The Pembina Institute, a Calgary-based biology think-tank, has said that the “grand bargain” volition beryllium unachievable without beardown concern c pricing and a unchangeable TIER market.
“There’s going to person to beryllium immoderate beauteous important changes successful bid to get that concern c pricing backmost to the spot wherever it's doing what it was intended to do, and to marque the lipid and state emissions headdress redundant,” said Chris Severson-Baker, the institute's enforcement director, successful an interview.
Andrew Leach, who teaches economics and instrumentality astatine the University of Alberta, reiterated that the national government’s presumption is that nary emissions headdress beryllium imposed if it wouldn’t marque a large quality to emissions.
He added that, successful his view, Alberta’s strategy has advantages implicit the national one.
“I conscionable don’t deliberation they’re going to privation to person that fight. Alberta’s system, for one, is mode amended connected electricity, arsenic acold arsenic I’m concerned,” Leach said.
“I deliberation you’d person a hard clip warring that $95 Alberta system, versus a $110 national system, and winning. It would look similar benignant of a petty fight.”
He added that immoderate enactment taken by Ottawa would apt archetypal impact Saskatchewan. That state dropped its concern c terms wholly earlier this year, and Ottawa has yet to respond.

Still, it doesn’t mean Ottawa’s stance amounts to a concession.
Smith’s extremity of expanding oilsands output volition marque emissions limits harder to avoid, Leach said.
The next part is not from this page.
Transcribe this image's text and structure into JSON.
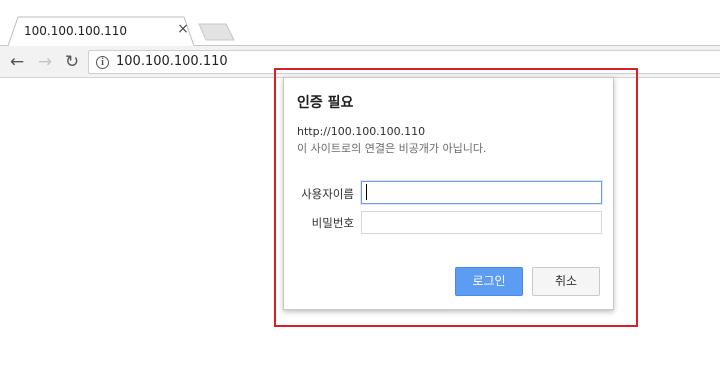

“Premier Smith says she wants to capable 3 oregon 4 caller pipelines and treble oilsands production, et cetera,” helium said. “That’s going to beryllium beauteous hard to bash and conscionable those emissions levels that were contemplated with the emissions cap.”
In a statement, a spokesperson for Dominic LeBlanc, Canada’s intergovernmental affairs minister, said the national authorities was “having continuous, productive engagements with the authorities of Alberta and manufacture connected making Canada a cleanable and accepted vigor superpower, and gathering large projects that powerfulness our economy.”
The Pathways Alliance declined to comment, citing that the substance is betwixt 2 governments.